Cuando Fernando de Cárcamo se asomó a la puertecilla trasera de la casa, la mujer se sobresaltó primero, pero luego debió ver el cielo abierto. El joven noble estaba disfrutando de una de sus correrías nocturnas por la ciudad, las cuales le habían hecho famoso y poco popular entre los vecinos, cuando los gritos desgarrados de aquella señora le habían obligado a acercarse a ver qué pasaba.
Oyendo las voces, había dado un par de vueltas por las cercanías del convento de la Merced, adonde había llegado saltando la muralla junto a la puerta de Osario (ele), y al final se había encontrado la escenita de una mujer amortajando a su marido muerto, mientras dormía, en mitad de la noche veraniega.
El juerguista hizo de la necesidad virtud y le dijo a la buena señora que se fuera a buscar al cura del barrio de San Juan, mientras él se quedaría con el muerto en un patio.
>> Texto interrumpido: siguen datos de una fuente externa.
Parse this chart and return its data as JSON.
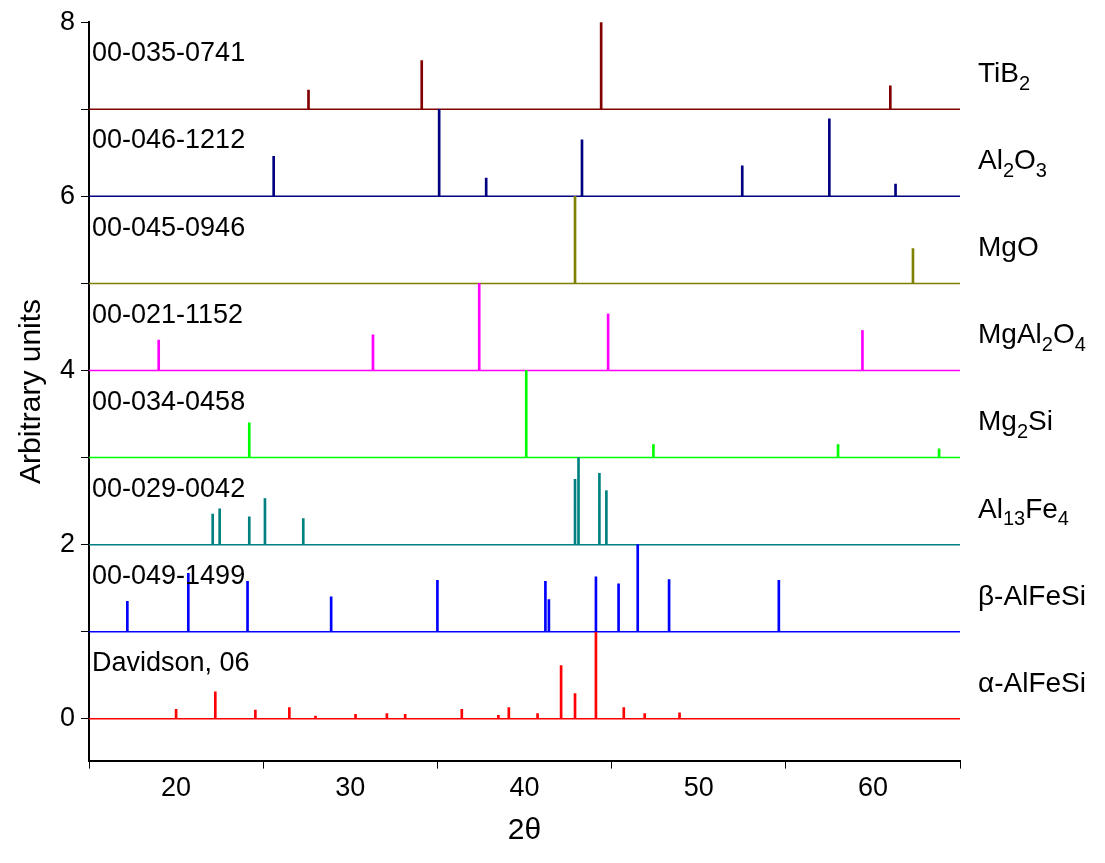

El Cárcamo se debió sentar delante de aquel hombre, rezaría alguna oración y luego se quedaría tamborileando con los dedos en alguna mesita, pensando quién carajo le mandaría meterse donde no le llamaban.
Pasaron unos minutos, don Fernando casi daba cabezadas, cuando oyó algo, se volvió hacia el difunto, y lo descubrió sentado en la cama, mirándole fijamente. En el siglo XXI, pasado el susto inicial, habría buscado una cámara oculta, pero en el siglo XVI no había de eso. Tampoco se le pasó el susto inicial, porque el muerto se levantó y caminó hacia él con las manos extendidas.
El caballero se defendía, según cuentan las crónicas, "pareciéndole cobardía arremeterle con las armas que el otro no tenía", así que se zurraron a manotazos, con el amortajado intentando ahogar al Cárcamo. A eso de las tres de la madrugada, cuando apenas le quedaban fuerzas para defenderse, el joven vio cómo el difunto le soltaba, se retiraba a su lecho y se volvía a tumbar inerte. Dio unos pasos atrás, se sentó también, blanco como la cera, y en ese momento abrió la puerta la señora, que ya venía acompañada.
Después de recibir los agradecimientos, don Fernando de Cárcamo, en vez de volver a entrar a la ciudad, caminó hacia el norte, cuando el cielo ya empezaba a clarear. Se presentó en el convento de San Francisco de la Arruzafa, del que hablamos hace poco, y tomó el hábito esa misma mañana, arrojándose entre lágrimas al guardián del convento. Allí vivió el resto de su vida, y allí murió entre la admiración de toda Córdoba por su conversión.
---
"Casos notables de la ciudad de Córdoba", anónimo. Edición de Francisco Baena Altolaguirre, 2003.